— Кто же суженая Илюшеньки, братец Степаныч? Ведь должно нам узнать, с кем породнимся. Аль не так?
— Не так, Лизавета, не будет по–твоему. Всему свой час, — ответил ей брат Василий.
Князь Ромодановский не был намерен оглашать имя невесты. Так было заведено в боярских и княжеских родах, и случалось довольно часто, что жених и невеста до дня венчания не знали друг друга, не ведали о своей судьбе. Делалось это ради одного: дабы избежать бунта со стороны жениха или невесты. И в подтверждение этого князь Василий добавил:
— Тебе, Лизавета, всё бы ведать. Вот как минует Крещение, всё узнаешь во храме.
— И на том спасибо, братец Степаныч, — ответила недовольная сестра Василия.
Но по Москве уже прошёл слух, что князь Василий Ромодановский заглядывал в хоромы князей Шуйских, кои жили на Пречистенке. Да многие и сошлись во мнении, что старого князя Василия интересует дочь Шуйских Ксения. И хотя ни лицом, ни статью она не взяла — и князь Василий сожалел о том, — но род Шуйских шёл от князей Невских. А о главе дома поговаривали, что он прямой потомок князя Александра Невского, и тут уж князю Ромодановскому не приходилось желать лучшего. Сильны были Шуйские и в милости у государя находились. Рассчитывал князь Василий женитьбой сына вновь упрочить своё положение при великокняжеском дворе.

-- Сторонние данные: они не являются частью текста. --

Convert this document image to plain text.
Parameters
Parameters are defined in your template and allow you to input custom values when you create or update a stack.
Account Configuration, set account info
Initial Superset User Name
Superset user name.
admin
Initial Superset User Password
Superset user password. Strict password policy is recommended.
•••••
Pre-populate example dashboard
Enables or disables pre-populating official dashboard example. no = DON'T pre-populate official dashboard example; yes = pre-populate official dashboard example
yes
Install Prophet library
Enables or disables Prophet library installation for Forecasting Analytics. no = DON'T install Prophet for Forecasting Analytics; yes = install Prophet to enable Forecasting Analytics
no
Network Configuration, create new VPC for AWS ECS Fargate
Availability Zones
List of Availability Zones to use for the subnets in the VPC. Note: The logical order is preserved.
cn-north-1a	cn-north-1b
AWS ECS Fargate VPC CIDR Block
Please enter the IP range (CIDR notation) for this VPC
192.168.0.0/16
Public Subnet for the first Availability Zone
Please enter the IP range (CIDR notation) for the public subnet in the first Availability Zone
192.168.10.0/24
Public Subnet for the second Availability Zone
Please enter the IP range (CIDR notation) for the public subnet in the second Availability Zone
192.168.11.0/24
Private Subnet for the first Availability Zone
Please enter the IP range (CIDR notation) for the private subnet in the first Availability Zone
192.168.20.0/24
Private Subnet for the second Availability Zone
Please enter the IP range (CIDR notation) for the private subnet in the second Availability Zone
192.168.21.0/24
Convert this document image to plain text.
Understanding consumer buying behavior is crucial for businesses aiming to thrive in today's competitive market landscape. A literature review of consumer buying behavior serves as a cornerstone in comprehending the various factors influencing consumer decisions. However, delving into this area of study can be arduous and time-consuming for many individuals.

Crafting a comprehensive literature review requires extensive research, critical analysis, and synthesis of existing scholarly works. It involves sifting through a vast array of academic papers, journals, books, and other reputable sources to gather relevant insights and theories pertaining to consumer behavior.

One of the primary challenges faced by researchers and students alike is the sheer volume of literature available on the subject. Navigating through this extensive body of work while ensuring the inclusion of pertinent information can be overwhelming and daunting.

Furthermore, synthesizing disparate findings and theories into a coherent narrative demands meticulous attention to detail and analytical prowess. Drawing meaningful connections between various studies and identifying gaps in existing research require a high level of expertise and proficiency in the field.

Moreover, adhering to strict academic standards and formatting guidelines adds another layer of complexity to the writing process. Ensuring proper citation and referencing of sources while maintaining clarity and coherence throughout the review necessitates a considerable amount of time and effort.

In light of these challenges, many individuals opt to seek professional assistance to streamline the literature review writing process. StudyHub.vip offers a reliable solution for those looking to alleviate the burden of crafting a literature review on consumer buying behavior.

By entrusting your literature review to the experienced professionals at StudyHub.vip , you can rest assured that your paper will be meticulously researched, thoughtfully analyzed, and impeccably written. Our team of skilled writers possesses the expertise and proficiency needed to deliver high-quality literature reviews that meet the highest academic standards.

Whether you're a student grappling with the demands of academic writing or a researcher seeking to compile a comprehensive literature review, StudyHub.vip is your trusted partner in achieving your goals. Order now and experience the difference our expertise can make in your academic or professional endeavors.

Однако князь Василий не до конца изведал характер старшего сына и силу его любви к великой княжне не знал. Князь Илья, ещё не ведая, с кем у отца был сговор, пошёл поперёк его желанию и дал себе обет, что воле батюшки не покорится. Повод у него к тому имелся довольно убедительный. Знал он, что в княжеских родах всё-таки почитали волю молодых отпрысков, давали им право выбора будущей жены или, на худой конец, право знакомства с будущей невестой. По родословной Илья знал также, что за несколько поколений в роду князей Ромодановских этот неписаный закон не нарушался. «Порушится ли он теперь, мы ещё посмотрим», — решил князь Илья, готовясь к новой схватке с отцом.
Перебрав скоротечно услышанное от отца, Илья встал из‑за стола и покинул трапезную. Князь Василий не ожидал столь открытого вызова его воле и растерялся. Но оторопь длилась мгновения. Он позвал дворецкого Игната и велел ему вернуть молодого князя.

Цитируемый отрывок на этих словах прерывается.